Irrigation for sustainable agriculture in developing countries
Irrigated agriculture enables producers in areas with unreliable rainfall to manage water and work and cultivate more productively. It therefore contributes to food security, helps reduce poverty and ultimately contributes to social and economic development at the local and regional levels.
However, there are a number of significant challenges that need to be addressed for irrigated agriculture to succeed. These challenges relate to:
- The socio-economic context of production: often characterised by flawed policies on access to land, water and credit, a poorly developed private sector, lack of services for irrigators, and value chains with different structures.

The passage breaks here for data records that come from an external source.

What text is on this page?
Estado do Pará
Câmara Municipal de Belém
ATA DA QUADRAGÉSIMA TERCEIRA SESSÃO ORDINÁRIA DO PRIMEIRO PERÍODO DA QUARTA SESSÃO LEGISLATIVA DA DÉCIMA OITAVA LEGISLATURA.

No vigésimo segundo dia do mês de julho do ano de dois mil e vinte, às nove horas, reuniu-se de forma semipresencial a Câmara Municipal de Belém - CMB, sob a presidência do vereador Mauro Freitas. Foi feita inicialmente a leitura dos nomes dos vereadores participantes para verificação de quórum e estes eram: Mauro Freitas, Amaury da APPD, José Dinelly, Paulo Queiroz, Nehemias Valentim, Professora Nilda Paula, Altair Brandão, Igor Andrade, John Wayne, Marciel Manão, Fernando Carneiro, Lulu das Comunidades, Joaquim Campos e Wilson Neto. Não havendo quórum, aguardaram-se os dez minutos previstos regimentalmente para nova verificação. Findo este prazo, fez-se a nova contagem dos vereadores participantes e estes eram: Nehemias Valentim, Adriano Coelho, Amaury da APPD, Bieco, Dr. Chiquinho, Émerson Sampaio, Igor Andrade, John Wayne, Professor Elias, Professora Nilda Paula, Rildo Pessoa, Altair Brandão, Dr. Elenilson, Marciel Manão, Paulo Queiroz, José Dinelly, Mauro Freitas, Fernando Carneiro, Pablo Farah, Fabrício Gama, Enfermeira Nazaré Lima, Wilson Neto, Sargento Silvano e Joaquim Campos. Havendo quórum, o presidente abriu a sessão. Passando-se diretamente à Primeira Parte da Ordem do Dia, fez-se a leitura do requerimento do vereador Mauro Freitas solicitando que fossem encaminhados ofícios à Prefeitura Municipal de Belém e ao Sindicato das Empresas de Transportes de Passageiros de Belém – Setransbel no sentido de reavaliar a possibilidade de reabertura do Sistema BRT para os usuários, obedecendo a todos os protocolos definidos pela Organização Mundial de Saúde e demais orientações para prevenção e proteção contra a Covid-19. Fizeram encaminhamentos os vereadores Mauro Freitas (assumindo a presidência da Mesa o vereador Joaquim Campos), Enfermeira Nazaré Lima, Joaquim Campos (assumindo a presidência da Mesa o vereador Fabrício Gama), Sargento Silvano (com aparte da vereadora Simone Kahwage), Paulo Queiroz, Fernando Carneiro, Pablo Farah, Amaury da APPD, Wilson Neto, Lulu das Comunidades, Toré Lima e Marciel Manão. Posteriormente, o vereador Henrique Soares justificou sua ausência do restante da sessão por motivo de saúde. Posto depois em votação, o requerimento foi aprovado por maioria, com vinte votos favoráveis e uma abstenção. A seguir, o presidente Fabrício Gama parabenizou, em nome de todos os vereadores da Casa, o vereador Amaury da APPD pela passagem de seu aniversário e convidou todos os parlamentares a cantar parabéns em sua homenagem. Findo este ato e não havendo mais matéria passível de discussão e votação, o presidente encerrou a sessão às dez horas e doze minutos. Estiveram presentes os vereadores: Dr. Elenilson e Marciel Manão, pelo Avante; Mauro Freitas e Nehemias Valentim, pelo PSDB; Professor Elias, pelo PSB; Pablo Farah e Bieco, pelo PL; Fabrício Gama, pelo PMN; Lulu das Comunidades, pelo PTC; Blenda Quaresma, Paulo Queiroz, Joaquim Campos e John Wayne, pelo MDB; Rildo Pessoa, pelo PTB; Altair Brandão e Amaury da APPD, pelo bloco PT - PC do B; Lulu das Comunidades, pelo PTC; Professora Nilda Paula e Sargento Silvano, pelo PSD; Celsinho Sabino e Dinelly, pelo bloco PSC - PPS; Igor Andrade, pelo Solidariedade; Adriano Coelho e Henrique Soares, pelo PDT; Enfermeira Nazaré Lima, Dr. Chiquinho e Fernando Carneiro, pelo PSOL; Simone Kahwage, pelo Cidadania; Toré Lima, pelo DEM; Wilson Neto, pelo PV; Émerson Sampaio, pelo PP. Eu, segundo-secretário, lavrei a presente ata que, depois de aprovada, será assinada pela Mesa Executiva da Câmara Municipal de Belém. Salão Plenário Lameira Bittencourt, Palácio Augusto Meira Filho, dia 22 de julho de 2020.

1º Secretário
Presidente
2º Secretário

- Water infrastructures: insufficient funding to establish and maintain infrastructures (which require substantial investment), problems with land tenure (rules for allocating parcels, fragmented holdings), and water users’ associations with little technical or institutional knowledge.
- Irrigated agricultural activities: increasing land fragmentation has reduced plot sizes, leaving many producers without enough land to make a living.
- Environment: increasingly fragile water catchment areas (due to deforestation and erosion), excessive water extraction, soil salinisation, competition over water for rural irrigation and urban consumption, etc.
As irrigated production systems become more intensive, it is also important to anticipate the potential negative effects of poor pesticide management and other practices on human health and the environment.